Now, arguably the hands needed to be like this to grasp the hammer, right? Well, no. That implies Magnus is free to hold it anywhere along the length. Instead, it has to be held in one specific place.

These U shaped cutouts in the arms let the handle pass through. But they also catch these flanges, which have no purpose but to stabilize the hammer in the hand. Now, if Magnus had 5mm hands, the hammer could have just pegged in top and bottom to simulate a long handle and saved most of this trouble. Oh, and remember that left shoulder? Yeah, barely able to hold this weight. Great.

Anyway, there's 5mm ports on the trailer, so the weapons can be stored in configurations depending on your preferences. Oh, right. If you were wondering, City Commander's add-on missile pods won't quite fit on Magnus. Pegs are just a bit too thick.

Magnus is a fundamentally okay design that's hurt by some weird and bad choices as well as suffering of poor material controls. Thing is, while no individual issue will kill the toy like some problems end up doing, they stack up and intensify. I feel like if you happen upon a particularly good sample, Magnus can be a pretty fantastic Transformer. But if you get one that has a bad combination of the material tolerance issues, it's gonna play up with the design issues and go south pretty badly.
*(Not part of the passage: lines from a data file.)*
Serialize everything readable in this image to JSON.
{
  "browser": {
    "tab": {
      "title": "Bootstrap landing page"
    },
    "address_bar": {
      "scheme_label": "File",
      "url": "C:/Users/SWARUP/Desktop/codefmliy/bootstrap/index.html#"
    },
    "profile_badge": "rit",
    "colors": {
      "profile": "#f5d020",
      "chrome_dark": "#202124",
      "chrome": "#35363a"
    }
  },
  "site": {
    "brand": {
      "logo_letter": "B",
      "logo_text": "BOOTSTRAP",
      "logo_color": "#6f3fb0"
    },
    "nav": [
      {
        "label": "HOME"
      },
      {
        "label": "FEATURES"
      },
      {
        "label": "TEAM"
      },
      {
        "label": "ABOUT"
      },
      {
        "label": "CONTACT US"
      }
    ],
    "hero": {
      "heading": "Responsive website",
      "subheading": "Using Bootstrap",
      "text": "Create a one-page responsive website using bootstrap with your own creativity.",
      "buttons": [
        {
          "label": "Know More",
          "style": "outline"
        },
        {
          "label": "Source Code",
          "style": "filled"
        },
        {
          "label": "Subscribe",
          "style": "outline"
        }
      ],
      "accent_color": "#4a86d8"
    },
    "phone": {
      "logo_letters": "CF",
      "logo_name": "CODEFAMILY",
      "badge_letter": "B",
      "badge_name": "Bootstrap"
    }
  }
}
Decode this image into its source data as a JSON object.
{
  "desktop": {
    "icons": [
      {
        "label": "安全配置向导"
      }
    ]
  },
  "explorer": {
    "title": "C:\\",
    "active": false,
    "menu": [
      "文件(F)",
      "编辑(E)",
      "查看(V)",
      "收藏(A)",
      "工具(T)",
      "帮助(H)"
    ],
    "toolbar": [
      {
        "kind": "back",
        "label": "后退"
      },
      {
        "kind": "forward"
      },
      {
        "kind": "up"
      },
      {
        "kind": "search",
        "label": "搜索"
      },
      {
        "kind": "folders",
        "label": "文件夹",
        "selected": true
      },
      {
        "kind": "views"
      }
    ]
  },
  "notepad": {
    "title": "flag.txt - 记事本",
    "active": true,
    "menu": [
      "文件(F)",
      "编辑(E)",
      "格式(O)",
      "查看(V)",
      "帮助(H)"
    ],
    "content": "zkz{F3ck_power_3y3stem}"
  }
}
Overall I think Magnus is a bit better as a representative Leader Class toy than Megatron. The articulation is less restricted feeling, the Minimus component makes the toy feel more engaging, and being a carrier for Legends adds more play and display value. Plus, there's no better Magnus to join an IDW themed display.

This and City Commander are an apples and oranges situation, there isn't a single right answer because they're bringing different things. To represent the character of Ultra Magnus I like this better. But for emulation of the original armor gimmick, City Commander is what can provide that.

I won't tell you to replace your City Commander with this, but I also won't tell you to skip Generations Magnus just because you have that one. There's merit to both. And in the end, I'm still going to recommend Ultra Magnus. Just be aware of the issues you might encounter and be prepared for them.